= Hernando Urriago Benítez =

Hernando Urriago Benítez is a poet and essay writer who was born in Cali, Colombia in 1974. He studied literature in Universidad del Valle and a Magister in Colombian and Latin American literature.
His grading thesis was about essay writer Baldomero Sanín Cano. Urriago Benítez won the National Poetry Prize in 1999.

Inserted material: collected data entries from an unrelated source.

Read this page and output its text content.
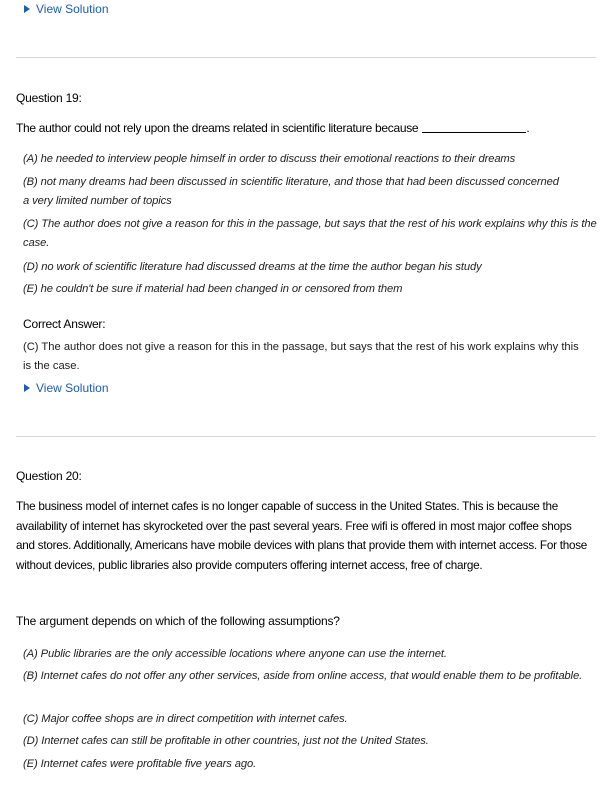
View Solution
Question 19:
The author could not rely upon the dreams related in scientific literature because	.
(A) he needed to interview people himself in order to discuss their emotional reactions to their dreams
(B) not many dreams had been discussed in scientific literature, and those that had been discussed concerned a very limited number of topics
(C) The author does not give a reason for this in the passage, but says that the rest of his work explains why this is the case.
(D) no work of scientific literature had discussed dreams at the time the author began his study
(E) he couldn't be sure if material had been changed in or censored from them
Correct Answer:
(C) The author does not give a reason for this in the passage, but says that the rest of his work explains why this is the case.
View Solution
Question 20:
The business model of internet cafes is no longer capable of success in the United States. This is because the availability of internet has skyrocketed over the past several years. Free wifi is offered in most major coffee shops and stores. Additionally, Americans have mobile devices with plans that provide them with internet access. For those without devices, public libraries also provide computers offering internet access, free of charge.
The argument depends on which of the following assumptions?
(A) Public libraries are the only accessible locations where anyone can use the internet.
(B) Internet cafes do not offer any other services, aside from online access, that would enable them to be profitable.
(C) Major coffee shops are in direct competition with internet cafes.
(D) Internet cafes can still be profitable in other countries, just not the United States.
(E) Internet cafes were profitable five years ago.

He currently works in Universidad del Valle with other writers like Carlos Patiño Millán, Fabio Martínez and Oscar Perdomo Gamboa.

==Works==
- Esplendor de la Ceniza (Cinder's splendor), 2003.
- Caligrafías del Asombro. 2006, essays
- Caligrafías del asombro: ensayos críticos sobre letras de Colombia y de Latinoamérica, Universidad del Valle, 2006, ISBN 978-958-670-486-1
- El signo del centauro: variaciones sobre el discurso ensayístico de Baldomero Sanín Cano, Universidad del Valle, 2007, ISBN 978-958-670-563-9
- Hernando Urriago Benítez, Fabio Martínez Cali-grafías, la ciudad literaria, 2008, ISBN 978-958-670-632-2, collecting authors like Jorge Isaacs, Andrés Caicedo and José Eustaquio Palacios.